Mark’s baby daughter keeps waking up in the middle of the night. He thinks it might be because the room is getting too cold. So he goes down to the local electronics shop and buys a cheap generic IoT temperature sensor.

He takes it home and presses a button on his home’s IoT hub, then swipes the thermometer across the top. A 5 cent NFC tag attached to it tells the hub that this is a device in the “temperature sensor” class (USB-style device classing), accessible over Z-wave, and gives its public key, a password the hub can use to authenticate back to the sensor, and a URL to download a JavaScript driver. The hub shows a green light to show that the device has been registered.

Mark sticks a AAA battery into the sensor and places it on the wall above his baby’s cot. He goes to his computer and brings up his hub’s web interface. It has registered the new device and connected to it securely over the appropriate protocol (the hub speaks Bluetooth LE, wifi and Z-wave). The connection is secure from the start, and requires zero additional configuration. The hub has also downloaded the JS driver and is running it in a sandboxed environment where it can communicate only with the sensor and has access to nothing else.
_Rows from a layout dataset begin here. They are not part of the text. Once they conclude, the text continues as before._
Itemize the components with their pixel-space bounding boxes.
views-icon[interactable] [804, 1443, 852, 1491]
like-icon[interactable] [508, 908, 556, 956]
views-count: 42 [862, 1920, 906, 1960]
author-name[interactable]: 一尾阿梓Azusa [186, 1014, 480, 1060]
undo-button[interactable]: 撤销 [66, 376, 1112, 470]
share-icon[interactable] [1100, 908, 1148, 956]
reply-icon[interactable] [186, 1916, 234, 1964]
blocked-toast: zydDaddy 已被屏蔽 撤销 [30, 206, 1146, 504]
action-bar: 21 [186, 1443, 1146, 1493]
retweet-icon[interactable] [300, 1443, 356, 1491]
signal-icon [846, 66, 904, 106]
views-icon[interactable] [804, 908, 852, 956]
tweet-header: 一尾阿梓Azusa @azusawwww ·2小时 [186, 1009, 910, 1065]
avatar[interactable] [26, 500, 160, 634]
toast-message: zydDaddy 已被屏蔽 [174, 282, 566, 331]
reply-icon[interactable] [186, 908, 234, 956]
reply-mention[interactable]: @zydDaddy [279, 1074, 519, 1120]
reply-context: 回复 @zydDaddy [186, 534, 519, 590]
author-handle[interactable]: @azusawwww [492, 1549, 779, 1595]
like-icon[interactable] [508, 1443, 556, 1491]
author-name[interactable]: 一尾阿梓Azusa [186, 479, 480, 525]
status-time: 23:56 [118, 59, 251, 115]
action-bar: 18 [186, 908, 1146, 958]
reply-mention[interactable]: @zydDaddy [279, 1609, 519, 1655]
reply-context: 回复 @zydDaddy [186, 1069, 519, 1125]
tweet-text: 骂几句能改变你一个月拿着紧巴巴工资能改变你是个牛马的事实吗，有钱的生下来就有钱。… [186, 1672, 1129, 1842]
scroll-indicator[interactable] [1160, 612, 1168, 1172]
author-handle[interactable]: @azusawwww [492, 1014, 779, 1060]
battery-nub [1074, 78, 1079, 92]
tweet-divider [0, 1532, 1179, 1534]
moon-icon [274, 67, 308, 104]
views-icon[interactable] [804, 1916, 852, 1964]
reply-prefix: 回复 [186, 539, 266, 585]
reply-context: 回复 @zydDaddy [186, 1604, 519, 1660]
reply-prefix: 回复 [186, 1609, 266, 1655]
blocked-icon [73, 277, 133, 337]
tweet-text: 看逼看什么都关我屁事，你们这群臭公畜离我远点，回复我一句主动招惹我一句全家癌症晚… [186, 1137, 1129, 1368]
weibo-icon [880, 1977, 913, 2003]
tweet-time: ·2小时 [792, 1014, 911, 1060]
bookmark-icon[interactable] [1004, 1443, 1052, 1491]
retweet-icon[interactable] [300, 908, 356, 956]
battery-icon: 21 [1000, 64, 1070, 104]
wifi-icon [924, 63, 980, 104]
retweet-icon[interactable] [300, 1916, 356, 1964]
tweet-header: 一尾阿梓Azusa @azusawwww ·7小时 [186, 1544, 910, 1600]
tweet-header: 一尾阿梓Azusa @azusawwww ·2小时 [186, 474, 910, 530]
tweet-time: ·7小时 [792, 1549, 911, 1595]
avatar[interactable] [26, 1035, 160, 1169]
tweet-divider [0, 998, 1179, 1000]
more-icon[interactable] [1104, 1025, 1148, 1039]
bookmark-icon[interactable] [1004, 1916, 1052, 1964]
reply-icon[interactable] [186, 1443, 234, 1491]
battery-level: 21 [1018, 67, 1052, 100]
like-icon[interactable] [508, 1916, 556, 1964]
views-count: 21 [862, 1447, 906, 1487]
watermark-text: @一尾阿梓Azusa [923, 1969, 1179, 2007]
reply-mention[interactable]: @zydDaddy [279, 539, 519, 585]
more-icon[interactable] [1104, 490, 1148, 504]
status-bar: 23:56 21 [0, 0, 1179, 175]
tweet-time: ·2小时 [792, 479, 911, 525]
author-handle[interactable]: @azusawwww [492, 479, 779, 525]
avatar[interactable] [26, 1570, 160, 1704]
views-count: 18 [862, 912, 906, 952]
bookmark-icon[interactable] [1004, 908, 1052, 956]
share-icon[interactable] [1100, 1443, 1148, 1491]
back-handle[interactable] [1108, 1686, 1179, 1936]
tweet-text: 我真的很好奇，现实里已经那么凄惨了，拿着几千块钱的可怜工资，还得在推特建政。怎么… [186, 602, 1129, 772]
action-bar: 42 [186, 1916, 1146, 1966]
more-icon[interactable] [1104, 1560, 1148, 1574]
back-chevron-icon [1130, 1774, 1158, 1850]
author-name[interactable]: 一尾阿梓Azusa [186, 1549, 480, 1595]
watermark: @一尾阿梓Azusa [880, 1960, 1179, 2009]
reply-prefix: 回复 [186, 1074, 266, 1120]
If it were to want to communicate with the outside world, the hub manages the SSL (rather than the device or the driver) so it can log all traffic in cleartext.

Mark views the device’s simple web page (generated by the driver) and sees the room is at 21C. He asks the hub to sample the value every minute and make a chart of the results. The hub knows how to do this for various simple device classes, including temperature sensors.

The next morning, he checks the chart and indeed, at 3am when the baby woke up, the temperature was only 15C. He goes back to the electrical shop and buys an IoT mains passthrough plug and a cheap heater. He registers the plug with the hub as before, then plugs the heater into the passthrough, and the passthrough into a socket in the baby’s room.

Back at the web interface, he gives permission for the plug’s driver to see data from the temperature sensor. However, the default driver for the plug doesn’t have the ability to react to external events. So he downloads an open source one which drives that device class. Anyone can write drivers for a device class because the specs for each class are open. He then tells the new driver to read the temperature sensor, and turn the plug on if the temperature drops below 18C, and off if it rises to 21C. The next night, the baby sleeps through. Success!

The key features of this system are:

  • the automatic registration and instant security, based on a cheap NFC tag which implements an open standard, which allows device makers to make their devices massively easier to use (IoT device return/refund levels are a big problem at the moment);
  • the JS host environment on the hub, which means you can run untrusted code on your network in a sandbox so you can buy IoT devices without the risk of letting random companies snoop on your data, and every device or ecosystem doesn’t need to come with its own controller; and
  • the open standard and device classes which mean all devices and all software is hackable.

Wouldn’t it be great if someone built something like this?